Zwei Jahre später wurde die Rallye-Welt wirklich auf die talentierte junge Frau aus Deutschland aufmerksam. 1997 gewann Kleinschmidt ihre erste Etappe bei der Dakar. Nach ihrem Wechsel zum Team von Ralliart Deutschland (Mitsubishi) im Jahr 1998 belegte sie bei der Rallye den dritten Gesamtrang. Weitere Etappensiege folgten sowie Plätze unter den ersten Fünf im Gesamtergebnis der Marathon-Weltmeisterschaft - was ihr als einzige Frau gelang. Im Jahr 2001 errang sie einen historischen Sieg bei der Rallye Dakar. Damit war sie die erste und einzige Frau, die dies bisher geschafft hat.
20 Jahre später...
"Es war wirklich erstaunlich, weil ich davon geträumt habe, seit ich eine junge Frau war. Es war wie auf der Spitze eines riesigen Berges zu sein! Es war eine lange Reise, aber es hat sich gelohnt. Von der alleinigen Teilnahme ohne Unterstützung über das allmähliche Gewinnen von Selbstvertrauen und ein bisschen Sponsoring bis hin zum Wechsel zum Autorennsport, zum Podium und dann zum eigentlichen Sieg zu gelangen!", schwärmt sie.
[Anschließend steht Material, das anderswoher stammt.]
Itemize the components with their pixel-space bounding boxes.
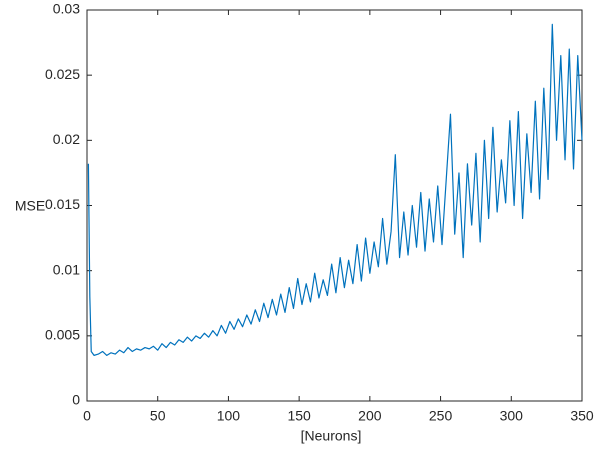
plot-frame xyxy=(86,9,583,402)
x-tick-label: 150 xyxy=(287,408,311,424)
x-axis-label: [Neurons] xyxy=(301,428,362,444)
x-tick-label: 200 xyxy=(358,408,382,424)
x-tick-label: 250 xyxy=(429,408,453,424)
data-line xyxy=(87,23,583,356)
y-tick-label: 0 xyxy=(72,392,80,408)
x-tick-label: 50 xyxy=(150,408,166,424)
y-tick-label: 0.025 xyxy=(45,66,80,82)
y-tick-label: 0.02 xyxy=(53,131,80,147)
x-tick-label: 100 xyxy=(217,408,241,424)
y-axis-label: MSE xyxy=(15,198,45,214)
x-tick-label: 350 xyxy=(570,408,594,424)
y-tick-label: 0.005 xyxy=(45,327,80,343)
y-tick-label: 0.015 xyxy=(45,196,80,212)
x-tick-label: 0 xyxy=(83,408,91,424)
y-tick-label: 0.03 xyxy=(53,1,80,17)
x-tick-label: 300 xyxy=(500,408,524,424)
y-tick-label: 0.01 xyxy=(53,261,80,277)
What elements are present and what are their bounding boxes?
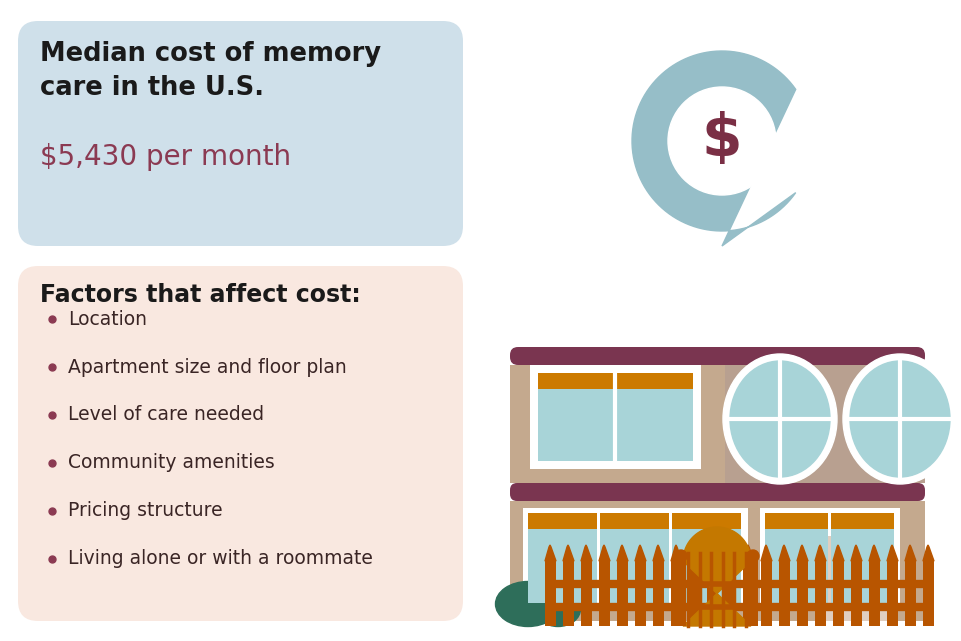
Polygon shape [797,545,808,561]
Ellipse shape [730,361,830,477]
Ellipse shape [850,361,950,477]
Text: $: $ [702,110,742,167]
Bar [635,561,646,626]
Bar [818,536,893,621]
Polygon shape [545,545,556,561]
Polygon shape [905,545,916,561]
Polygon shape [671,545,682,561]
Bar [563,561,574,626]
Bar [599,561,610,626]
Polygon shape [725,545,736,561]
Polygon shape [923,545,934,561]
Text: Level of care needed: Level of care needed [68,406,264,424]
Text: Community amenities: Community amenities [68,453,275,472]
Bar [725,561,736,626]
Bar [600,513,669,603]
Polygon shape [653,545,664,561]
Polygon shape [632,51,796,246]
Bar [672,513,741,603]
Bar [815,561,826,626]
Bar [530,365,701,469]
Text: $5,430 per month: $5,430 per month [40,143,291,171]
Polygon shape [683,527,751,626]
Text: Apartment size and floor plan: Apartment size and floor plan [68,358,347,376]
Polygon shape [851,545,862,561]
Bar [887,561,898,626]
Bar [869,561,880,626]
Text: Pricing structure: Pricing structure [68,501,223,520]
Polygon shape [869,545,880,561]
Polygon shape [707,545,718,561]
Bar [905,561,916,626]
Bar [765,513,828,529]
FancyBboxPatch shape [510,347,925,365]
Text: Median cost of memory
care in the U.S.: Median cost of memory care in the U.S. [40,41,381,101]
FancyBboxPatch shape [18,21,463,246]
Bar [725,365,925,483]
Bar [672,513,741,529]
Polygon shape [887,545,898,561]
Polygon shape [743,545,754,561]
Bar [689,561,700,626]
Bar [617,561,628,626]
Bar [707,561,718,626]
Polygon shape [581,545,592,561]
Bar [600,513,669,529]
Bar [653,561,664,626]
FancyBboxPatch shape [18,266,463,621]
Bar [761,561,772,626]
Bar [523,508,748,608]
Bar [538,373,693,389]
Circle shape [668,87,776,195]
Polygon shape [617,545,628,561]
Text: Factors that affect cost:: Factors that affect cost: [40,283,360,307]
Bar [760,508,900,608]
Bar [581,561,592,626]
Ellipse shape [496,581,560,626]
Text: Location: Location [68,310,147,328]
Polygon shape [779,545,790,561]
Bar [538,373,693,461]
Bar [748,556,758,626]
Bar [765,513,828,603]
Bar [833,561,844,626]
Polygon shape [689,545,700,561]
Bar [831,513,894,603]
Bar [923,561,934,626]
Polygon shape [599,545,610,561]
Polygon shape [635,545,646,561]
Polygon shape [833,545,844,561]
Circle shape [747,550,759,562]
Bar [671,561,682,626]
Ellipse shape [843,354,957,484]
Bar [831,513,894,529]
FancyBboxPatch shape [510,483,925,501]
Polygon shape [815,545,826,561]
Ellipse shape [723,354,837,484]
Polygon shape [563,545,574,561]
Circle shape [675,550,687,562]
Text: Living alone or with a roommate: Living alone or with a roommate [68,549,373,569]
Ellipse shape [535,592,580,626]
Bar [743,561,754,626]
Bar [676,556,686,626]
Bar [510,365,725,483]
Bar [851,561,862,626]
Bar [797,561,808,626]
Polygon shape [761,545,772,561]
Bar [779,561,790,626]
Bar [510,501,925,621]
Bar [528,513,597,529]
Bar [528,513,597,603]
Bar [545,561,556,626]
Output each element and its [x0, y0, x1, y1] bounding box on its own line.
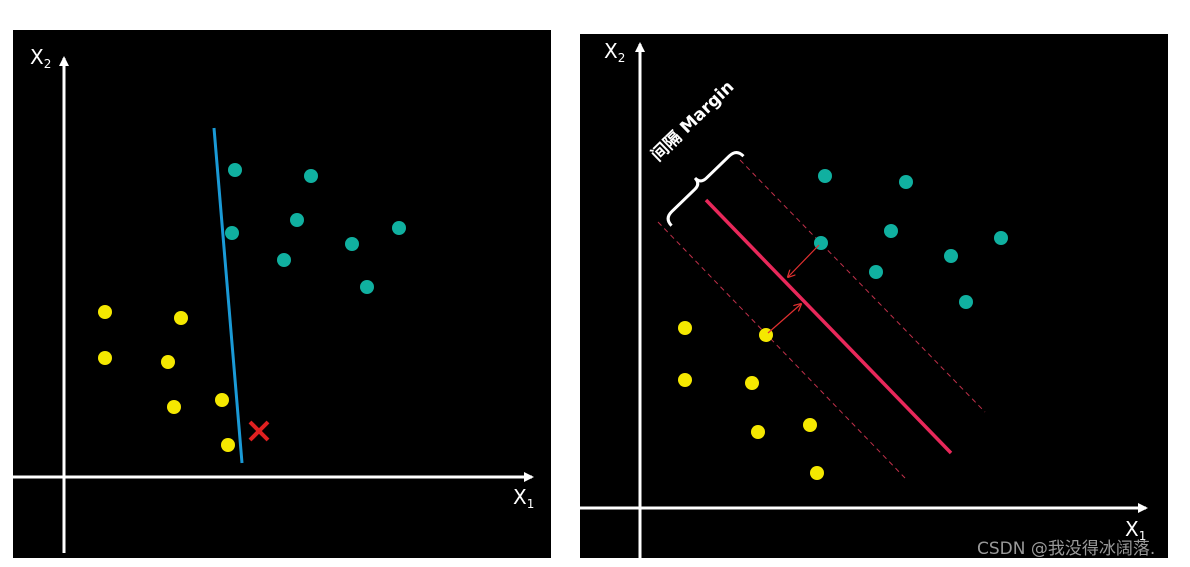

Nun, 20 Jahre später, steht Kleinschmidt an selber Stelle vor ihrem Extreme-E-Debüt. Vor dem Rennen gibt sie sich analytisch: "Der Kurs ist sehr technisch und ganz anders als das, was wir in Saudi-Arabien vorgefunden haben", erklärt die neue ABT-Fahrerin Kleinschmidt ihre ersten Eindrücke des Kurses am Lac Rose. "Er ist zwar etwas langsamer, bietet aber mehr Möglichkeiten zum Überholen, da es mehrere mögliche Linien gibt. Das wird das Finale deutlich interessanter machen - ich erwarte engeres Racing und mehr Überholmanöver."
Das Extreme-E-Rennen im Senegal startet findet am 29./30. Mai unweit des Lac Rose statt. Das 1. Qualifying des Ocean X Prix startet am Samstag um 11:30 Uhr, das Finale steigt am Sonntag um 17:15 Uhr. Wir begleiten alle Qualifyings und Halbfinals in Streams auf e-Formel.de (zum Teil zeitversetzt). Sämtliche Sessions begleiten wir zudem live in unserem Ticker.